I gave up on this one after about fifteen minutes.
Good premise, cities disappearing into thin air. And then we spend the next ten minutes hearing her mope about the guy that was cheating on his wife with her, and blah blah blah. When billions of people disappear, I do not want to hear someone bitch about their relationship troubles. Maybe it was in character, but it was also very dull.
And when it did talk about the aliens, it was mostly listing dozens of cities, even more dull. At least Escape Pod pays a flat rate, but at a market that payed per word I can just see a nickel being added to the stack for each city read straight off an atlas.
And, as others have pointed out, the fact that cell phones worked was just ridiculous. Even if the cities just became unpopulated and not actually destroyed, you'd have no chance to get a call through.
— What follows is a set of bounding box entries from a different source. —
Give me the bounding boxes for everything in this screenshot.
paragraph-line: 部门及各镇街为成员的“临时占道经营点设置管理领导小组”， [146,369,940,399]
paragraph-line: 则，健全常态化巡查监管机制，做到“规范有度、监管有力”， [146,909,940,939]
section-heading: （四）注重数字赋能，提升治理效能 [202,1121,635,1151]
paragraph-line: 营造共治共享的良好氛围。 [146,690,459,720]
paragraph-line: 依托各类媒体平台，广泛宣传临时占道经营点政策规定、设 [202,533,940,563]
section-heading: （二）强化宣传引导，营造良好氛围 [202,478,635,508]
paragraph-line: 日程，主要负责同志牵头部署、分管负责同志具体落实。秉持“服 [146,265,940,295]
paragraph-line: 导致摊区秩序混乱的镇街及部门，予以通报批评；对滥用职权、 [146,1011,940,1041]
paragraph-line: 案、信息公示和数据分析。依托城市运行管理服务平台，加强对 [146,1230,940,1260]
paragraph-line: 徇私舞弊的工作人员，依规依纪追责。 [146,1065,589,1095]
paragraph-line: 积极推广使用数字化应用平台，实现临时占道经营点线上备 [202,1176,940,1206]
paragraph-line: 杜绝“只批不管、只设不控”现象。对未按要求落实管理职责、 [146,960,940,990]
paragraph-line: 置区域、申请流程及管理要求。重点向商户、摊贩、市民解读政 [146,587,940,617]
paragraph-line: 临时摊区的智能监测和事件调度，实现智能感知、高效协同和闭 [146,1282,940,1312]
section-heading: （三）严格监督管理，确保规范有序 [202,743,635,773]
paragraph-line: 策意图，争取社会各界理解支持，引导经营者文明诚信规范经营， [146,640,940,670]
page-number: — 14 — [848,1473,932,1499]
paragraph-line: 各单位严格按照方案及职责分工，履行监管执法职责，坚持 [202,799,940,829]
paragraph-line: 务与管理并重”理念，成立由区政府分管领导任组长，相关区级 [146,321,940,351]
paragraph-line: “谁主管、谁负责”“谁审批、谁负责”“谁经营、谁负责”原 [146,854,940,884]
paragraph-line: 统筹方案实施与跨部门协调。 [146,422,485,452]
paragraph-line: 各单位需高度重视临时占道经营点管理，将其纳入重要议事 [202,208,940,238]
When the I 35W bridge collapsed here in the Twin Cities you couldn't complete a call for at least 12 hours after that because of all the locals calling their friends, and all the people across the world who were calling TO locals to make sure they were okay. Text messages went through most of the time since they take so little bandwidth. And that didn't cause any significant damage to the communications architecture like erasing cities would do.
Not that this story is the only one to make that major error, but it still bugs me. Cloverfield did the same thing, hinging the entire plot on cell phone calls. Yeah, a monster is destroying New York City and your call goes through on the first try? Yeah right.